Monday, September 19, 2005

COMMON SENSE

We are suddenly confronted with a catastrophe which is both crisis and opportunity. Can we start with what my mother always considered the three basic questions to ask in such a situation:

What do we have lots of?

What do we need?

How do we turn what we have lots of into what we need?

Any comments on any of these points will be passed on to readers. My own immediate reactions: one of the things we have lots of is good ideas. Let's not let them go to waste.

Another thing we apparently have lots of is good will and eagerness to contribute.

What we need is, first of all, some way to meet the government's inescapable deficit from meeting relief and reconstruction needs without (given the tax priorities of God's Own Party) raising taxes.

Another thing we need is a way to encourage Americans to save more--we have one of the lowest rates of saving in the Western world, and we now know that retirees can no longer count on employer pensions to provide for them.

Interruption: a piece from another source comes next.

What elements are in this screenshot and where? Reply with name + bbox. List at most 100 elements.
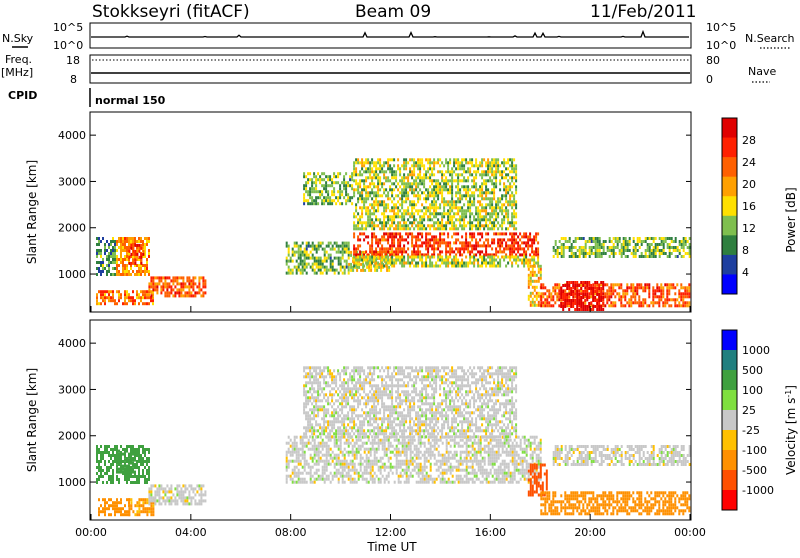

So: can we turn that energy and eagerness into a solution for the deficit and the relief needs of the Gulf Coast by starting a government relief bond drive? My husband is an old-time radio junkie, so I spend a lot of time overhearing broadcasts from World War II, when every other commercial urged the listeners to buy war bonds. Lots of them did, apparently, much to the benefit of the war effort. It was a way of harnessing the popular energy at the home front behind the "good war." Why can't we do this again? Use relief bonds as a way to both pay for Katrina relief and reconstruction, and fund the retirement of today's workforce. Please, pass this on. It's an idea whose time has come.